If \( 5 x^{2}-13 x+6 \) equals zero, what are the possible values of \( x \) ?

To find the possible values of \( x \) in the equation \( 5x^{2} - 13x + 6 = 0 \), we can use the quadratic formula: \[ x = \frac{-b \pm \sqrt{b^2 - 4ac}}{2a} \] In this case, \( a = 5 \), \( b = -13 \), and \( c = 6 \).
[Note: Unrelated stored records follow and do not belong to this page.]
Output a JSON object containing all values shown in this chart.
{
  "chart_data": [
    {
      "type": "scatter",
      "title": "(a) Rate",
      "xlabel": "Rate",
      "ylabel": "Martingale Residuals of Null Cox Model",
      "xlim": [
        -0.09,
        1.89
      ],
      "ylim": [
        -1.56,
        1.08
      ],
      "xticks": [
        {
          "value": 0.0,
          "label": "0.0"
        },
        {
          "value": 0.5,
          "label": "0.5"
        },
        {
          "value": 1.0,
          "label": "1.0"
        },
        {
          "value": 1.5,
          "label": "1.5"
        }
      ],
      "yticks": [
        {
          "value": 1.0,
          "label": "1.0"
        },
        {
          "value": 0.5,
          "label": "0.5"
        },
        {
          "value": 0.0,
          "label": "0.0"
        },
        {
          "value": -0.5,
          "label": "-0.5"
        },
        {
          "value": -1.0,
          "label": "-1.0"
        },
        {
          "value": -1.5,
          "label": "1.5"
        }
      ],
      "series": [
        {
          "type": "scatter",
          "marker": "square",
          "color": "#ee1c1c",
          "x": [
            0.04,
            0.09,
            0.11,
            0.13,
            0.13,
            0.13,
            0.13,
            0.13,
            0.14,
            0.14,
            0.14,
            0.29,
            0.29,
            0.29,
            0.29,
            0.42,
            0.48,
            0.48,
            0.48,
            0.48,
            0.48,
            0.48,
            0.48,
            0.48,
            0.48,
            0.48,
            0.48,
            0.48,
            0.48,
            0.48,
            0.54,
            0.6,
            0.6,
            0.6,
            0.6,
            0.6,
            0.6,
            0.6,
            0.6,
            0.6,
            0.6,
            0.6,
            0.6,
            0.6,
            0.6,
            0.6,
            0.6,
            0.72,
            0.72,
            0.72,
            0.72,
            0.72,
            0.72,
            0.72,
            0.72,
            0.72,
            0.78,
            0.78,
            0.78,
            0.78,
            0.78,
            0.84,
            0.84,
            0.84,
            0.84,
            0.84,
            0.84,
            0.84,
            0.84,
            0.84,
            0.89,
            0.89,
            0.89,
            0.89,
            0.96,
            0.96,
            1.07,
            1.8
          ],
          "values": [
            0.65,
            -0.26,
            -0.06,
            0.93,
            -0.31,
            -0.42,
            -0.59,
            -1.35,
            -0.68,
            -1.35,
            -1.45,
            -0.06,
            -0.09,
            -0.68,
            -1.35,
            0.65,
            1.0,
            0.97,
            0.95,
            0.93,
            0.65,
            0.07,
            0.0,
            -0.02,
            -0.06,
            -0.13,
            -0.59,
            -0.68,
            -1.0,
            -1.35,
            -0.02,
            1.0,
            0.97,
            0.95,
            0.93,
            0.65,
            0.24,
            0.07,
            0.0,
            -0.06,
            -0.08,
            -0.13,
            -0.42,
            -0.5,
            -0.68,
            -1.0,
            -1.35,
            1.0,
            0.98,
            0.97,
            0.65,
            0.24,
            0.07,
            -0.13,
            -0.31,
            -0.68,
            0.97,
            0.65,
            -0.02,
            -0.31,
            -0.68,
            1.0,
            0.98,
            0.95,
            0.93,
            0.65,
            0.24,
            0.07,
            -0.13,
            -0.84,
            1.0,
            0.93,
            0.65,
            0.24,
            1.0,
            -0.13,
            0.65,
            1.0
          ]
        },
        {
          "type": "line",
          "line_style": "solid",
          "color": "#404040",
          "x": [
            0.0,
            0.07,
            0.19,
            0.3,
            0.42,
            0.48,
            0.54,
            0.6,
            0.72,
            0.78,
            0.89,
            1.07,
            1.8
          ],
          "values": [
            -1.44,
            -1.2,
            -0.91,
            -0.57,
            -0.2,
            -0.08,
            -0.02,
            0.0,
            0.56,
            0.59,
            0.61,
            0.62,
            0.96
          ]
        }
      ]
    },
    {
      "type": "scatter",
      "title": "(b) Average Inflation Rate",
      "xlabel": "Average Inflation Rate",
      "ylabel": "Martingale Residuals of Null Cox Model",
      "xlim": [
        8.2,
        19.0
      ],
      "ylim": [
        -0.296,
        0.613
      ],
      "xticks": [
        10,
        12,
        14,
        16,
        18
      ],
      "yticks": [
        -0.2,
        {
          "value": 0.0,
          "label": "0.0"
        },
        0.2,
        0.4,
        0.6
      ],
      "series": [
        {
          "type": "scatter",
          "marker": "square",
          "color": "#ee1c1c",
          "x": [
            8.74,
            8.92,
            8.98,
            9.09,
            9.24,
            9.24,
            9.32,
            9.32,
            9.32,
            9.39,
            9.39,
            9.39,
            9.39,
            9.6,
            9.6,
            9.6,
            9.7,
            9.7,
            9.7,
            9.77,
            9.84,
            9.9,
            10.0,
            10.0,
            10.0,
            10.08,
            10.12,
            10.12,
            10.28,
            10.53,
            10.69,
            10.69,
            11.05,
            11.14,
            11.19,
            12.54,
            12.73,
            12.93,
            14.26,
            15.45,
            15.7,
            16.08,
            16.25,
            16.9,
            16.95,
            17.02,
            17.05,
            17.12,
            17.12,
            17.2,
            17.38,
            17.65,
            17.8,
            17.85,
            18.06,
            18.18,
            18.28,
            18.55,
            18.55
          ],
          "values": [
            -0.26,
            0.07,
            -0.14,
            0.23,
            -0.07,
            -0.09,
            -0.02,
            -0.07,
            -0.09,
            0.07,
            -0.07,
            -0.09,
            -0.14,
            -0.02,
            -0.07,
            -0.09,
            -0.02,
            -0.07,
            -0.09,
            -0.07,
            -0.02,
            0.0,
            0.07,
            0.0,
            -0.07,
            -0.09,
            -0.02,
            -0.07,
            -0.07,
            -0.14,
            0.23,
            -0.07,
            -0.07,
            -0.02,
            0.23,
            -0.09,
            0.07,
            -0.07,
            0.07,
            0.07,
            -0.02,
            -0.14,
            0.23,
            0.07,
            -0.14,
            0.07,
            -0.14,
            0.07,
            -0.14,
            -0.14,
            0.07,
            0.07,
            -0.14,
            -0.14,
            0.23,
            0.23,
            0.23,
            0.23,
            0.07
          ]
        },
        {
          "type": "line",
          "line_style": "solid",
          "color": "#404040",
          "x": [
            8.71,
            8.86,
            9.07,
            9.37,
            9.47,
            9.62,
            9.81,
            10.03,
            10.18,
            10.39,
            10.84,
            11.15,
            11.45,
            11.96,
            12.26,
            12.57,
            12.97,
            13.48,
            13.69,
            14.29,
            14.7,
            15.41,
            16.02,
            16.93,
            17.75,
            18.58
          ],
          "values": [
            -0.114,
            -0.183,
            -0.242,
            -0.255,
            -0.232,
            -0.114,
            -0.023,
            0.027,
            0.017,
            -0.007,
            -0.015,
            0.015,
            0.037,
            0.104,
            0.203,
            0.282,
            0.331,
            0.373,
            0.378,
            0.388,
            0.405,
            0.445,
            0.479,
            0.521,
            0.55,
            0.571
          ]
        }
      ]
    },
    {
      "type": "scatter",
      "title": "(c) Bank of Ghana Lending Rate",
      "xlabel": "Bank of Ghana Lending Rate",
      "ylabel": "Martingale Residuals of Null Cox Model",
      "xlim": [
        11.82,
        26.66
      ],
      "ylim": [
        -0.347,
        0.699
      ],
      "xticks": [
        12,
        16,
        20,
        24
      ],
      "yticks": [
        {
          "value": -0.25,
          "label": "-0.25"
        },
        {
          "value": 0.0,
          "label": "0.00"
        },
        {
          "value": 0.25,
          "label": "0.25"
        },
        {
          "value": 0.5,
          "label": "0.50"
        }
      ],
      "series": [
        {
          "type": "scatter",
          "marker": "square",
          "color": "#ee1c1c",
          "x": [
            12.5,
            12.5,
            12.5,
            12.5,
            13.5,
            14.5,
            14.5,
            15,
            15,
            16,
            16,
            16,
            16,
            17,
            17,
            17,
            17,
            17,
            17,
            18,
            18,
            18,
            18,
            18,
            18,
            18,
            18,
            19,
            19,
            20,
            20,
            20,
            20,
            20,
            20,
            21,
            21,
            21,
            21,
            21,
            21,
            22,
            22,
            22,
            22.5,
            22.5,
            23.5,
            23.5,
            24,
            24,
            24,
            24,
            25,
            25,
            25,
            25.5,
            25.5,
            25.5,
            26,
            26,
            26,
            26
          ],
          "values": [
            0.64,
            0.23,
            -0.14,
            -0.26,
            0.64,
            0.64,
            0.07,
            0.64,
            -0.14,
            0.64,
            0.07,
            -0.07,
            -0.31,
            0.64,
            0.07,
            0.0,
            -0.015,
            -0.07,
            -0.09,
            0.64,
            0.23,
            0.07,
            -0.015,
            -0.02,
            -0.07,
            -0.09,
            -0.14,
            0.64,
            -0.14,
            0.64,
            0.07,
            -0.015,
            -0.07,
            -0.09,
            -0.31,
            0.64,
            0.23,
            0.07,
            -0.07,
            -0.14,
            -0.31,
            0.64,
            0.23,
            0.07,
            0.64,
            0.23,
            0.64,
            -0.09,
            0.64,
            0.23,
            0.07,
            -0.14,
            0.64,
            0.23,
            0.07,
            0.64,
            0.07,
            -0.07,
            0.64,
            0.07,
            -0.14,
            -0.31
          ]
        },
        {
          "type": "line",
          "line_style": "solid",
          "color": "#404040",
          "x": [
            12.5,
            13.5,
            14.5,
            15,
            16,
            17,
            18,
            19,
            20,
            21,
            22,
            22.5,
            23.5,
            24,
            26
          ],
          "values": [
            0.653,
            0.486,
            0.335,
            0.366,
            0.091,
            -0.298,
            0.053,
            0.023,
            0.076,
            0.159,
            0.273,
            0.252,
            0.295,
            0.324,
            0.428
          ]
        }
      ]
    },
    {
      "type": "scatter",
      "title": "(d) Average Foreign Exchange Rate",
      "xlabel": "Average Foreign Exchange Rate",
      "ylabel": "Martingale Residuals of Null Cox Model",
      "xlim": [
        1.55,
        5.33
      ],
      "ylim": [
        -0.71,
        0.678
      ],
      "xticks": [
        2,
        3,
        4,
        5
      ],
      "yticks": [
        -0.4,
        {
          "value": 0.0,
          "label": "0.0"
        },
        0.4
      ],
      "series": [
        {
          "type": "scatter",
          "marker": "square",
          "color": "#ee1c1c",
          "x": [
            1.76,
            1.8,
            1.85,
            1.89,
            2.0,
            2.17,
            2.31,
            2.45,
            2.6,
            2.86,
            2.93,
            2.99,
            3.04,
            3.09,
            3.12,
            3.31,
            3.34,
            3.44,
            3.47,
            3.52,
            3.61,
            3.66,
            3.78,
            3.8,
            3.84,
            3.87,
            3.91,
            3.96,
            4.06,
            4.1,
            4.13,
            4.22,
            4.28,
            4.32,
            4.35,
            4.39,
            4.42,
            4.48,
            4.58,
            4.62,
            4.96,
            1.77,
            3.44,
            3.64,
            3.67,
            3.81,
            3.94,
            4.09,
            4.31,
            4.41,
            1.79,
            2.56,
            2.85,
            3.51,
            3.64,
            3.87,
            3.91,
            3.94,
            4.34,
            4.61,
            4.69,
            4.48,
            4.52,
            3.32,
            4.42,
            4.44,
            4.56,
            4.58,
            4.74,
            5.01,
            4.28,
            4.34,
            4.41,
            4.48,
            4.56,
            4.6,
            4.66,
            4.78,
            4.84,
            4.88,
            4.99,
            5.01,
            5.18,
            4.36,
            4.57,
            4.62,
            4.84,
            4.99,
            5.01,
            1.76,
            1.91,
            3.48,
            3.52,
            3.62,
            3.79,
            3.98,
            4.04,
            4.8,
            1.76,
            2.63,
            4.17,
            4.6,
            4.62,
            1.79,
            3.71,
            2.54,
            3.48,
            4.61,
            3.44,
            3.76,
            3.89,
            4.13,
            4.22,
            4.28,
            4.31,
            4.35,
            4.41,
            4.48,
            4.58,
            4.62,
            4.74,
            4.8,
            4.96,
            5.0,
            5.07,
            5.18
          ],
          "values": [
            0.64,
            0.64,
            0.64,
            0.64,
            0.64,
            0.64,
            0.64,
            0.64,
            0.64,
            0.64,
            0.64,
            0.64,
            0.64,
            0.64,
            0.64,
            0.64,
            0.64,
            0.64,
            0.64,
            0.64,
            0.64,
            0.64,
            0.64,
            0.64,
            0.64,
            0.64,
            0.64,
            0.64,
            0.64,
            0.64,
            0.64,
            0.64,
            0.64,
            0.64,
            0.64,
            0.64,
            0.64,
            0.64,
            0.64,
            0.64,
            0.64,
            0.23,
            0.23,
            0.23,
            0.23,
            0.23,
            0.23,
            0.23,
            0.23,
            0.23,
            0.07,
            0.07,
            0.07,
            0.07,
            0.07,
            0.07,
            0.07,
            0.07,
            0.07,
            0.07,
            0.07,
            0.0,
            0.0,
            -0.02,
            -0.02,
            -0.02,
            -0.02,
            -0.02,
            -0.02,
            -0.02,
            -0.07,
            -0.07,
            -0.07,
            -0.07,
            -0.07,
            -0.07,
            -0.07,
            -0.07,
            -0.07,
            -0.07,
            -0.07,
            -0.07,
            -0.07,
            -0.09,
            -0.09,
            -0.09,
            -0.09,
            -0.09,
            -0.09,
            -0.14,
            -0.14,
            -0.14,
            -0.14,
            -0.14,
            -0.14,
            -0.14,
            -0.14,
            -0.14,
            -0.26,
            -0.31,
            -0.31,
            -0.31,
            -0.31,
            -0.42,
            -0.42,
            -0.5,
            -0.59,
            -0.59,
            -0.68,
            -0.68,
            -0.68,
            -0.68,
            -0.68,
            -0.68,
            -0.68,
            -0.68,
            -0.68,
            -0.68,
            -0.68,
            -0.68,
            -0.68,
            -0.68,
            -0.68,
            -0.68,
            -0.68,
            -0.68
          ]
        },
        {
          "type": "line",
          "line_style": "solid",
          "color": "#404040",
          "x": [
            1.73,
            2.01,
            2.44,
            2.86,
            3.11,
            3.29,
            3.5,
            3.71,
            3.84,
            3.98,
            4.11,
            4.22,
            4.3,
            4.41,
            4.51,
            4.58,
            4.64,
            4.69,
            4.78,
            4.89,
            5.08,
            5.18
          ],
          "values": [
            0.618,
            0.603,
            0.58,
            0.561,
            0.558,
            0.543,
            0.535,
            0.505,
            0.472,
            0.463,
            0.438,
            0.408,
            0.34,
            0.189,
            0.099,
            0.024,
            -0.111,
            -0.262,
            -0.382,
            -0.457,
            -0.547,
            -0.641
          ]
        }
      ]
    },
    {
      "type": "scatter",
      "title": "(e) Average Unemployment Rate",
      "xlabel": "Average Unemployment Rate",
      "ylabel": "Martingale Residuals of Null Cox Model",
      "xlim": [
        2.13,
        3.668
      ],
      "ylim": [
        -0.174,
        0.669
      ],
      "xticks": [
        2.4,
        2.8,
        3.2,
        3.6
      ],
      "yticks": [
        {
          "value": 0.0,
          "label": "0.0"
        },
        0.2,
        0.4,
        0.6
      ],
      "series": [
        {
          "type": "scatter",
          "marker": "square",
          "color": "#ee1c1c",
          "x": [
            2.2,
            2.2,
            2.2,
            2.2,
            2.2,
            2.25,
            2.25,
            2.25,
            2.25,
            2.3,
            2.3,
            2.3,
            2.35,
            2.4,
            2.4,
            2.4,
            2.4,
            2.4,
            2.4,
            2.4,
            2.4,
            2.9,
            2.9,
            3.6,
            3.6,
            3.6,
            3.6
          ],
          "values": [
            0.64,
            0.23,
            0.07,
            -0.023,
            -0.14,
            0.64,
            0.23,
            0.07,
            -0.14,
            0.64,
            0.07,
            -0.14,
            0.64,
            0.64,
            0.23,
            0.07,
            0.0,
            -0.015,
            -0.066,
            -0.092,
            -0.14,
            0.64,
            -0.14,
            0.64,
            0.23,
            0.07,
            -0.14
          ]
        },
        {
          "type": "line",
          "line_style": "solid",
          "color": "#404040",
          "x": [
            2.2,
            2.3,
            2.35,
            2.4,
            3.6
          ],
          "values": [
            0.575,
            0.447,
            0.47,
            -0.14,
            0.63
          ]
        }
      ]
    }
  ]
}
Plugging in these values gives: \[ x = \frac{13 \pm \sqrt{(-13)^2 - 4 \cdot 5 \cdot 6}}{2 \cdot 5} \] \[ x = \frac{13 \pm \sqrt{169 - 120}}{10} \] \[ x = \frac{13 \pm \sqrt{49}}{10} \] \[ x = \frac{13 \pm 7}{10} \] This results in two possible solutions: 1. \( x = \frac{20}{10} = 2 \) 2. \( x = \frac{6}{10} = \frac{3}{5} \) Therefore, the possible values of \( x \) are \( x = 2 \) and \( x = \frac{3}{5} \). If you ever find yourself dealing with quadratic equations, remember that they can often have either two distinct solutions, one double solution or no real solution at all! Always check the discriminant \( b^2 - 4ac \) to determine the nature of the roots. Additionally, once you've found the roots, you can quickly verify them by plugging them back into the original equation. It’s a real joy to see your solutions satisfy the equation!